Terraform can get ugly for a large codebase. You have a lot of power with an actual programming language instead of YAML. But CDK is more complicated and the learning curve is higher.
My preference would be Terraform for small-mid sized infra and CDK for larger installations where code abstraction and reuse was more important.
But they both disappoint in their own ways. Orchestration is the great unsolved problem of the cloud.
To add to that; if you're dealing with multiple cloud providers it's a lot nicer to push a standard configuration, say networking, into a type system.
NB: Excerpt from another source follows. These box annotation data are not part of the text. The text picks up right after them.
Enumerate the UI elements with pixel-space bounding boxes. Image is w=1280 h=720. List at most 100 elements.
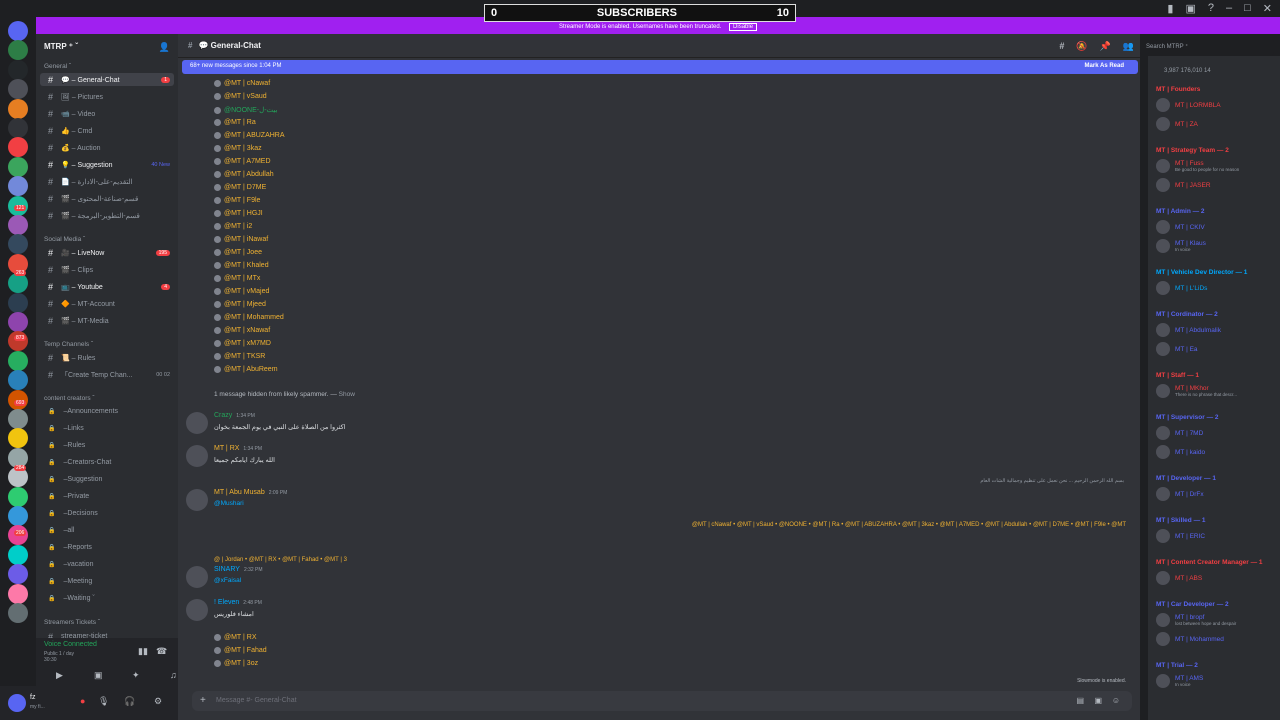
message-author[interactable]: SINARY 2:32 PM bbox=[214, 566, 263, 573]
server-icon[interactable] bbox=[8, 350, 28, 371]
mention-line[interactable]: @MT | RX bbox=[214, 634, 257, 641]
activity-icon[interactable]: ✦ bbox=[132, 670, 140, 681]
mention-row[interactable]: @MT | cNawaf • @MT | vSaud • @NOONE • @M… bbox=[692, 522, 1126, 528]
channel-item[interactable]: 🔒 – Reports bbox=[40, 541, 174, 554]
server-icon[interactable] bbox=[8, 564, 28, 585]
server-icon[interactable] bbox=[8, 292, 28, 313]
mention-line[interactable]: @MT | iNawaf bbox=[214, 236, 268, 243]
server-icon[interactable] bbox=[8, 40, 28, 61]
category-social[interactable]: Social Media ˇ bbox=[44, 236, 85, 243]
add-attachment-icon[interactable]: + bbox=[200, 695, 206, 706]
gif-icon[interactable]: ▤ bbox=[1076, 696, 1084, 705]
channel-item[interactable]: 🔒 – Decisions bbox=[40, 507, 174, 520]
avatar[interactable] bbox=[186, 412, 208, 434]
mention-line[interactable]: @MT | i2 bbox=[214, 223, 252, 230]
search-input[interactable]: Search MTRP ⁺ bbox=[1140, 39, 1274, 55]
mention-line[interactable]: @MT | F9le bbox=[214, 197, 260, 204]
reply-reference[interactable]: @ | Jordan • @MT | RX • @MT | Fahad • @M… bbox=[214, 557, 347, 563]
member-item[interactable]: MT | JASER bbox=[1156, 176, 1280, 194]
mention-line[interactable]: @MT | A7MED bbox=[214, 158, 271, 165]
mention-line[interactable]: @MT | D7ME bbox=[214, 184, 266, 191]
member-item[interactable]: MT | MKhor There is no phrase that descr.… bbox=[1156, 382, 1280, 400]
server-icon[interactable] bbox=[8, 583, 28, 604]
server-icon[interactable] bbox=[8, 21, 28, 41]
member-item[interactable]: MT | AMS In voice bbox=[1156, 672, 1280, 690]
help-icon[interactable]: ? bbox=[1208, 2, 1214, 15]
server-icon[interactable] bbox=[8, 312, 28, 332]
mention-line[interactable]: @MT | 3kaz bbox=[214, 145, 262, 152]
channel-item[interactable]: 🔒 – all bbox=[40, 524, 174, 537]
member-item[interactable]: MT | DrFx bbox=[1156, 485, 1280, 503]
channel-item[interactable]: # 👍 – Cmd bbox=[40, 124, 174, 137]
channel-item[interactable]: # 💬 – General-Chat 1 bbox=[40, 73, 174, 86]
channel-item[interactable]: 🔒 – Rules bbox=[40, 439, 174, 452]
channel-item[interactable]: # 🖼 – Pictures bbox=[40, 90, 174, 103]
message-author[interactable]: MT | RX 1:34 PM bbox=[214, 445, 262, 452]
server-icon[interactable] bbox=[8, 603, 28, 623]
members-icon[interactable]: 👥 bbox=[1123, 41, 1134, 52]
disable-button[interactable]: Disable bbox=[729, 23, 758, 31]
member-item[interactable]: MT | ERIC bbox=[1156, 527, 1280, 545]
channel-item[interactable]: # 🎬 – Clips bbox=[40, 263, 174, 276]
category-temp[interactable]: Temp Channels ˇ bbox=[44, 341, 93, 348]
server-name[interactable]: MTRP ⁺ ˇ bbox=[44, 42, 78, 51]
member-item[interactable]: MT | 7MD bbox=[1156, 424, 1280, 442]
mention-line[interactable]: @MT | xNawaf bbox=[214, 327, 270, 334]
channel-item[interactable]: # 🎬 – MT-Media bbox=[40, 314, 174, 327]
member-item[interactable]: MT | L'LiDs bbox=[1156, 279, 1280, 297]
message-author[interactable]: MT | Abu Musab 2:09 PM bbox=[214, 489, 287, 496]
member-item[interactable]: MT | CKIV bbox=[1156, 218, 1280, 236]
add-member-icon[interactable]: 👤 bbox=[159, 42, 170, 53]
mention-line[interactable]: @MT | vSaud bbox=[214, 93, 267, 100]
mention-line[interactable]: @MT | Ra bbox=[214, 119, 256, 126]
server-icon[interactable] bbox=[8, 370, 28, 391]
member-item[interactable]: MT | Klaus In voice bbox=[1156, 237, 1280, 255]
member-item[interactable]: MT | LORMBLA bbox=[1156, 96, 1280, 114]
signal-icon[interactable]: ▮▮ bbox=[138, 646, 148, 657]
microphone-icon[interactable]: 🎙 bbox=[98, 696, 109, 707]
channel-item[interactable]: 🔒 – vacation bbox=[40, 558, 174, 571]
notification-icon[interactable]: 🔕 bbox=[1076, 41, 1087, 52]
mention-line[interactable]: @MT | vMajed bbox=[214, 288, 269, 295]
channel-item[interactable]: # 🎥 – LiveNow 195 bbox=[40, 246, 174, 259]
server-icon[interactable] bbox=[8, 544, 28, 565]
mention-line[interactable]: @MT | Fahad bbox=[214, 647, 267, 654]
message-author[interactable]: ! Eleven 2:48 PM bbox=[214, 599, 262, 606]
member-item[interactable]: MT | ZA bbox=[1156, 115, 1280, 133]
maximize-icon[interactable]: □ bbox=[1244, 2, 1251, 15]
pin-icon[interactable]: 📌 bbox=[1100, 41, 1111, 52]
channel-item[interactable]: # 📹 – Video bbox=[40, 107, 174, 120]
show-link[interactable]: Show bbox=[339, 391, 355, 398]
channel-item[interactable]: 🔒 – Waiting ˇ bbox=[40, 592, 174, 605]
category-streamers[interactable]: Streamers Tickets ˇ bbox=[44, 619, 100, 626]
mention-line[interactable]: @MT | Khaled bbox=[214, 262, 269, 269]
server-icon[interactable] bbox=[8, 506, 28, 526]
server-icon[interactable] bbox=[8, 59, 28, 80]
record-icon[interactable]: ● bbox=[80, 696, 85, 706]
channel-item[interactable]: # 「Create Temp Chan... 00 02 bbox=[40, 368, 174, 381]
server-icon[interactable] bbox=[8, 118, 28, 138]
message-input[interactable]: + Message #- General-Chat ☺ ▣ ▤ bbox=[192, 691, 1132, 711]
disconnect-icon[interactable]: ☎ bbox=[156, 646, 167, 657]
settings-icon[interactable]: ⚙ bbox=[154, 696, 162, 707]
server-icon[interactable] bbox=[8, 79, 28, 100]
inbox-icon[interactable]: ▣ bbox=[1185, 2, 1195, 15]
channel-item[interactable]: # 📜 – Rules bbox=[40, 351, 174, 364]
threads-icon[interactable]: # bbox=[1059, 41, 1064, 52]
server-icon[interactable] bbox=[8, 98, 28, 119]
mention-line[interactable]: @MT | Joee bbox=[214, 249, 262, 256]
screen-share-icon[interactable]: ▣ bbox=[94, 670, 103, 681]
mention-line[interactable]: @MT | Mjeed bbox=[214, 301, 266, 308]
member-item[interactable]: MT | Fuss Be good to people for no reason bbox=[1156, 157, 1280, 175]
video-icon[interactable]: ▶ bbox=[56, 670, 63, 681]
channel-item[interactable]: # 🎬 – قسم-التطوير-البرمجة bbox=[40, 209, 174, 222]
avatar[interactable] bbox=[8, 694, 26, 712]
emoji-icon[interactable]: ☺ bbox=[1112, 696, 1120, 705]
server-icon[interactable] bbox=[8, 428, 28, 449]
channel-item[interactable]: # 📄 – التقديم-على-الادارة bbox=[40, 175, 174, 188]
server-icon[interactable] bbox=[8, 176, 28, 197]
close-icon[interactable]: ✕ bbox=[1263, 2, 1272, 15]
member-item[interactable]: MT | bropf lost between hope and despair bbox=[1156, 611, 1280, 629]
mention-line[interactable]: @MT | Abdullah bbox=[214, 171, 274, 178]
channel-item[interactable]: 🔒 – Links bbox=[40, 422, 174, 435]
Then you implement interfaces that accept that configuration and handle the provider specific bits.
That way the day-to-day tweaking of the config is the same, regardless of provider.
Definitely Terraform for me:
- Vendor agnostic but you do have to write separate code per vendor
- Better state management capabilities
- Fastest growing dev community in IAC space (except for maybe Pulumi?)
- I don't know the current state of CDK but last year imports weren't really supported so there was no way to reconcile state with existing hand rolled infra. Speaks to TF's drift detection being a core capability.
Our team uses CDK or CFN for building aws "platform level" infra (ie is go to for infra roles who build / maintain kube clusters or account level stuff), but terraform as the iac for devs who manage their own app-level resources eg rds, queues, hsms etc.
The rationale is that CDK/CFN seems to work more reliably "at scale" for commonly used stacks due to low drama rollbacks etc. Roles that are primarily infra tend to not mind using aws focused tooling.
For devs, the documentation and usability of terraform is just better, plus the wide range of 3rd party integrations is handy. While it can be fiddly / not as scalable it's also a lot easier to adopt resources or refactor stuff which you tend to need more with "precious" long lived app resources.
Terraform is for when you are doing large projects in company, and want to have additional management features that CDK doesn't have.
On the flip side, for personal projects, you can get away with using boto3 library with the api it provides to create infrastructure, considering infrastructure probably won't change much, and its free. You pretty much just have to write a little wrapper to create the resource if it doesn't exist, then modify its attributes whether its just been created or if it already exists.
CDK, and pure cloudformation, and others are somewhere in between
Terraform can get ugly for a large codebase. You have a lot of power with an actual programming language instead of YAML. But CDK is more complicated and the learning curve is higher.
My preference would be Terraform for small-mid sized infra and CDK for larger installations where code abstraction and reuse was more important.
But they both disappoint in their own ways. Orchestration is the great unsolved problem of the cloud.